If your cluster is configured with Kerberos and you need to set up Kerberos for Data Catalog, perform the following steps:

Procedure

  1. Create a conf/keytab.properties file with the following contents:

    keyTabPath=/home/ldc/ldcuser.keytab
    principal=ldcuser@CORP.ACME.COM

    See the following list for a description of each argument:

    • keyTabPath

      Specifies the full file system path to the keytab, for example, /home/ldc/ldcuser.keytab. This path must be readable by the Data Catalog service user.

    • principal

      Specifies the full service principal of the service user, for example, ldcuser@CORP.ACME.COM.

  2. Get a ticket using kinit.

  3. Link core-site.xml, hds-site.xml, and hive-site.xml into the LDC Application Server's conf/ directory.

    You can typically find these files under the /etc/ path. If you cannot find the files here, then locate them using the following commands and use the discovered path:.

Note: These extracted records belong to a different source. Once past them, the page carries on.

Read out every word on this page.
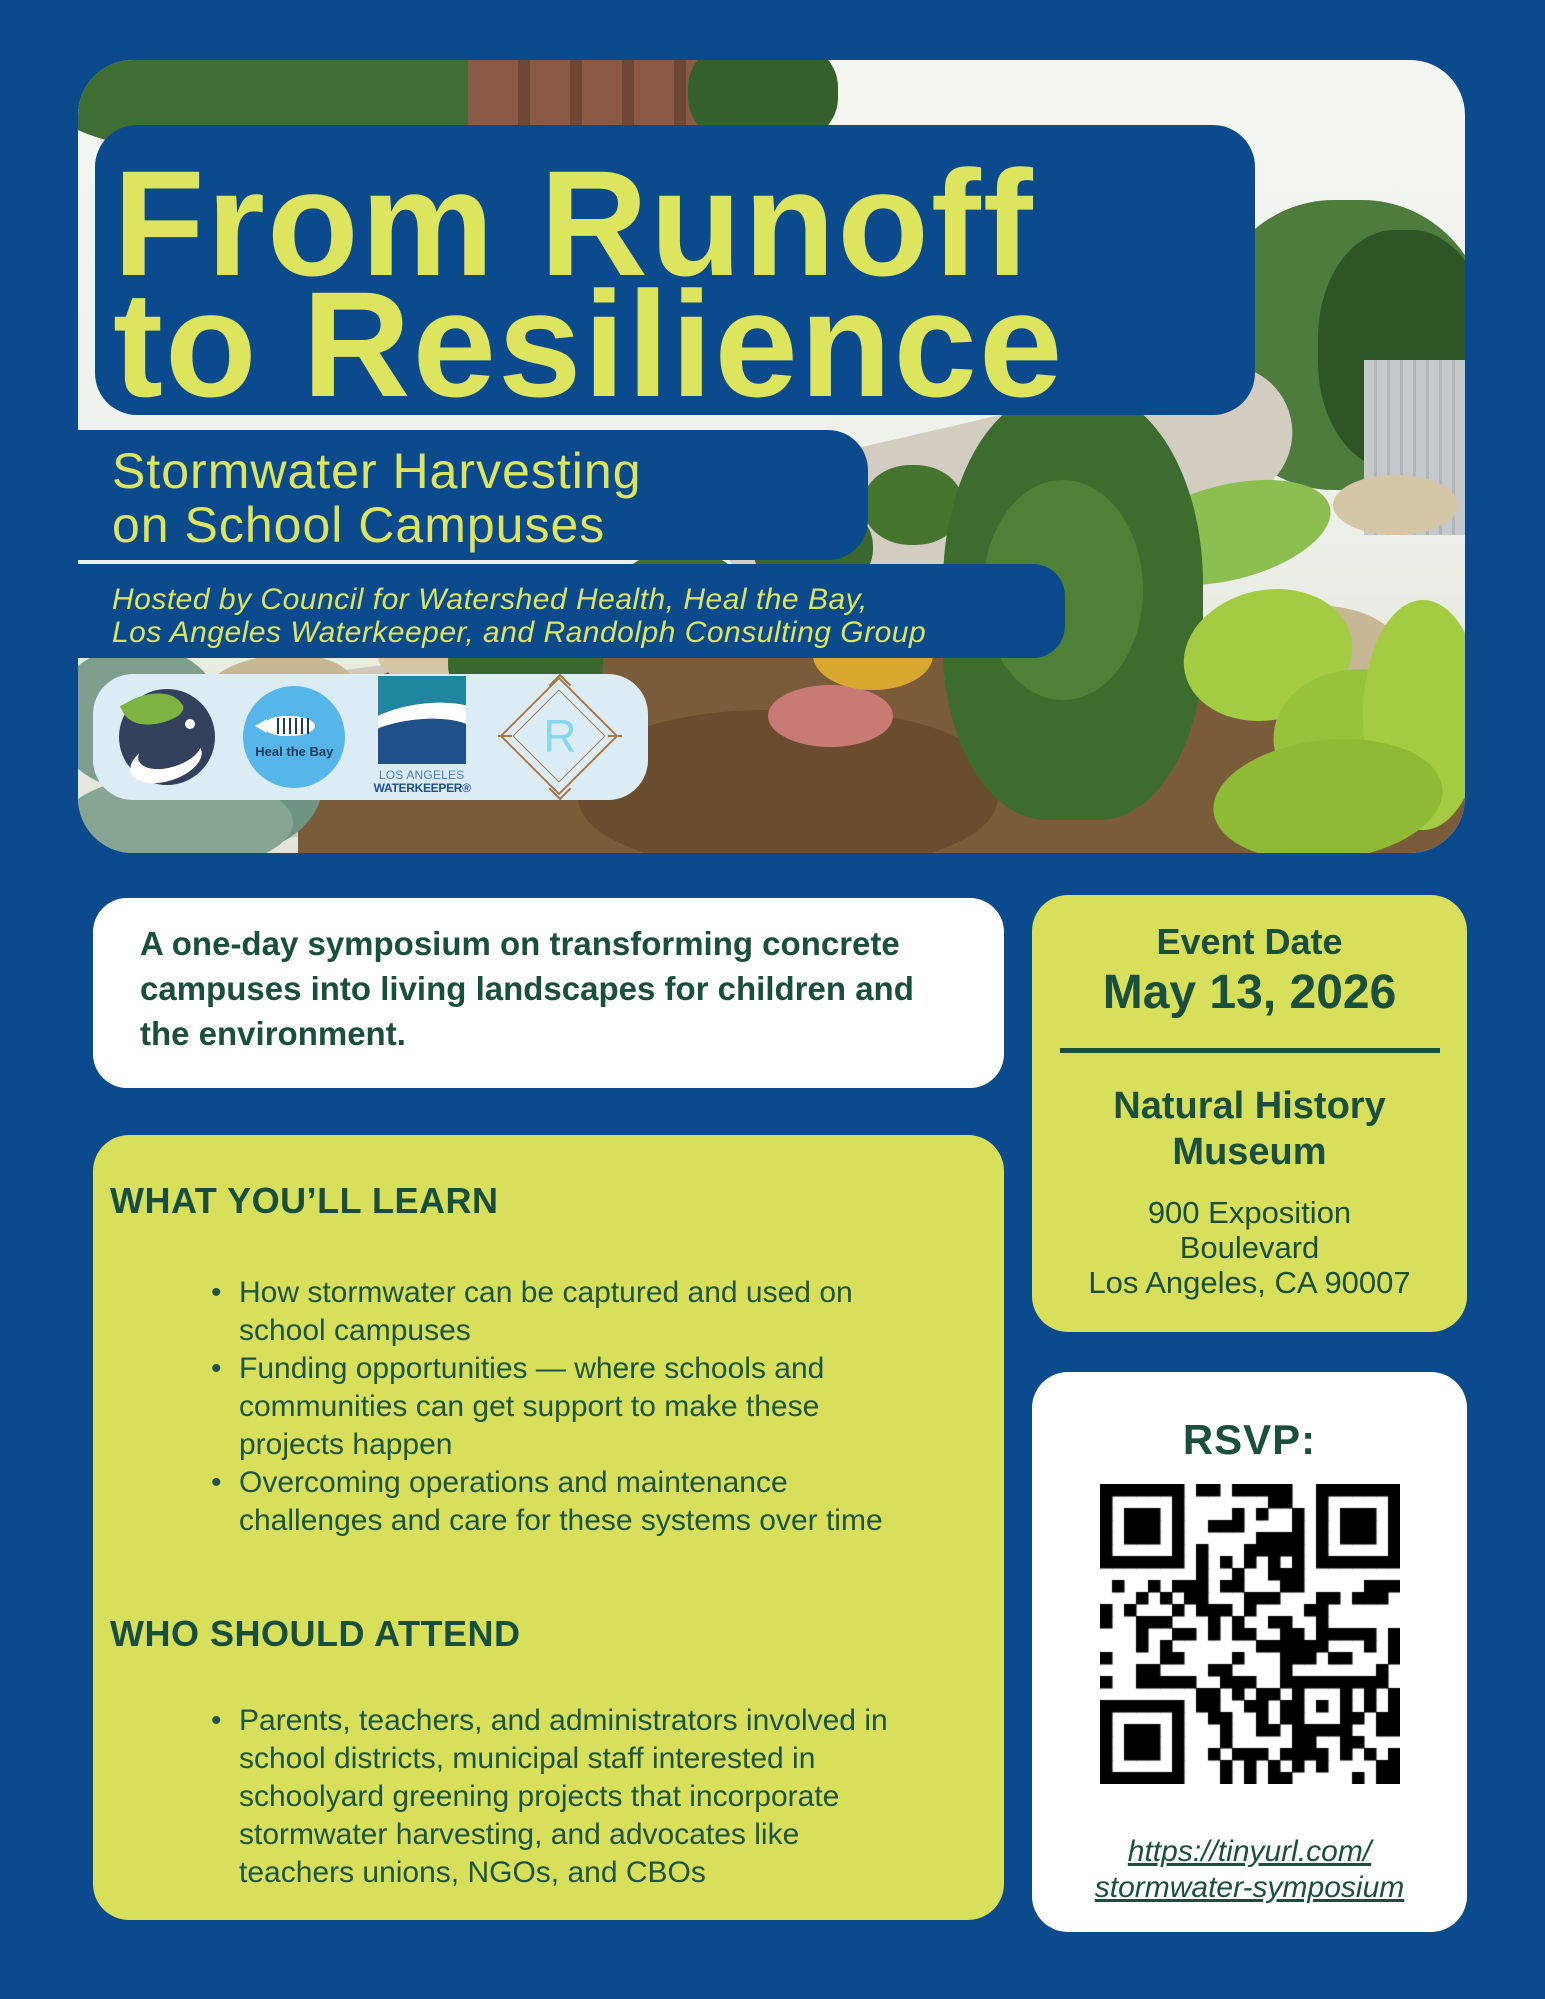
From Runoff
to Resilience
Stormwater Harvesting
on School Campuses
Hosted by Council for Watershed Health, Heal the Bay,
Los Angeles Waterkeeper, and Randolph Consulting Group
Heal the Bay
LOS ANGELES
WATERKEEPER®
R
A one-day symposium on transforming concrete campuses into living landscapes for children and the environment.
Event Date
May 13, 2026
Natural History
Museum
900 Exposition
Boulevard
Los Angeles, CA 90007
WHAT YOU’LL LEARN
• How stormwater can be captured and used on school campuses
• Funding opportunities — where schools and communities can get support to make these projects happen
• Overcoming operations and maintenance challenges and care for these systems over time
WHO SHOULD ATTEND
• Parents, teachers, and administrators involved in school districts, municipal staff interested in schoolyard greening projects that incorporate stormwater harvesting, and advocates like teachers unions, NGOs, and CBOs
RSVP:
https://tinyurl.com/
stormwater-symposium
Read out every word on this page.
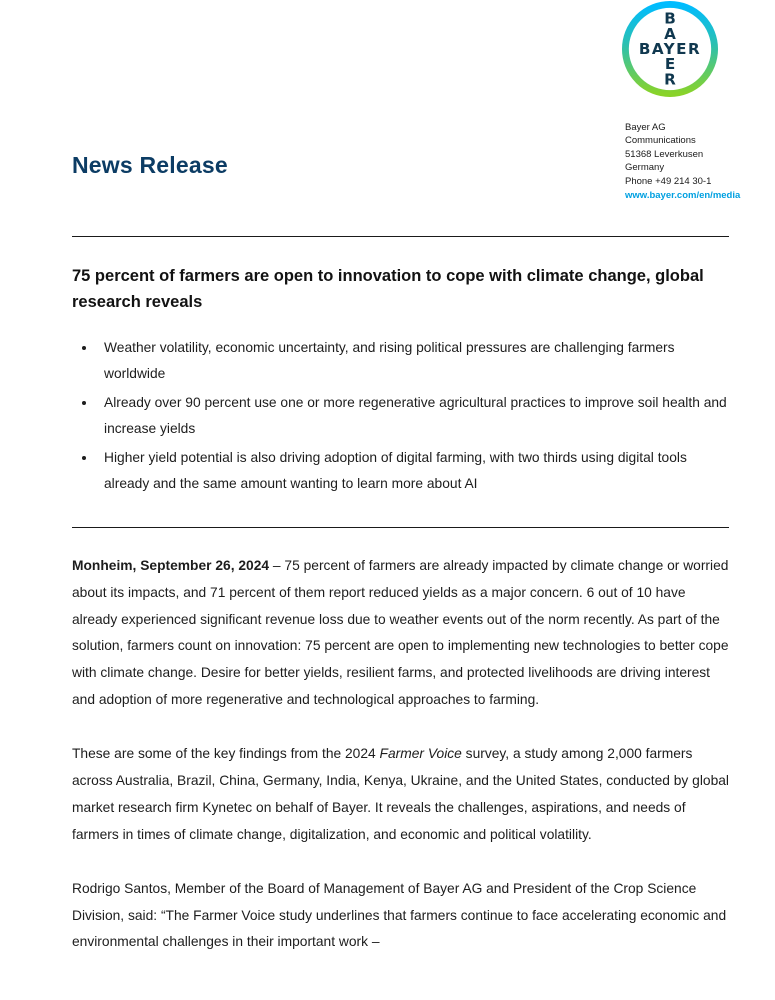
BAYER
B
A
E
R
Bayer AG
Communications
51368 Leverkusen
Germany
Phone +49 214 30-1
www.bayer.com/en/media
News Release
75 percent of farmers are open to innovation to cope with climate change, global research reveals
• Weather volatility, economic uncertainty, and rising political pressures are challenging farmers worldwide
• Already over 90 percent use one or more regenerative agricultural practices to improve soil health and increase yields
• Higher yield potential is also driving adoption of digital farming, with two thirds using digital tools already and the same amount wanting to learn more about AI

Monheim, September 26, 2024 – 75 percent of farmers are already impacted by climate change or worried about its impacts, and 71 percent of them report reduced yields as a major concern. 6 out of 10 have already experienced significant revenue loss due to weather events out of the norm recently. As part of the solution, farmers count on innovation: 75 percent are open to implementing new technologies to better cope with climate change. Desire for better yields, resilient farms, and protected livelihoods are driving interest and adoption of more regenerative and technological approaches to farming.

These are some of the key findings from the 2024 Farmer Voice survey, a study among 2,000 farmers across Australia, Brazil, China, Germany, India, Kenya, Ukraine, and the United States, conducted by global market research firm Kynetec on behalf of Bayer. It reveals the challenges, aspirations, and needs of farmers in times of climate change, digitalization, and economic and political volatility.

Rodrigo Santos, Member of the Board of Management of Bayer AG and President of the Crop Science Division, said: “The Farmer Voice study underlines that farmers continue to face accelerating economic and environmental challenges in their important work –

    $ ln -s /etc/hadoop/conf/core-site.xml /opt/ldc/app-server/conf/
    $ ln -s /etc/hadoop/conf/hdfs-site.xml /opt/ldc/app-server/conf/
    $ ln -s /etc/hive/conf/hive-site.xml /opt/ldc/app-server/conf/
    
  4. Use the following command to restart the LDC Application Server in setup mode:

    /opt/ldc/app-server/bin/app-server restart --setup.

Next steps

Continue setup of the LDC Application Server in a browser as described in Part 2: Perform installation in the browser.

For LDC Agents installation, confirm the following:

  • LDC Agents has a valid ticket when adding data sources and running jobs.
  • The keytab.properties in the agent/conf directory has the contents similar to those shown below:

    keyTabPath=/home/ldc/ldcuser.keytab
    principal=ldcuser@CORP.ACME.COM

    If this file does not exist, then create it. Make sure this keytab file is readable for the LDC Agents service user.

NoteThe LDC Metadata Server does not need any specific changes.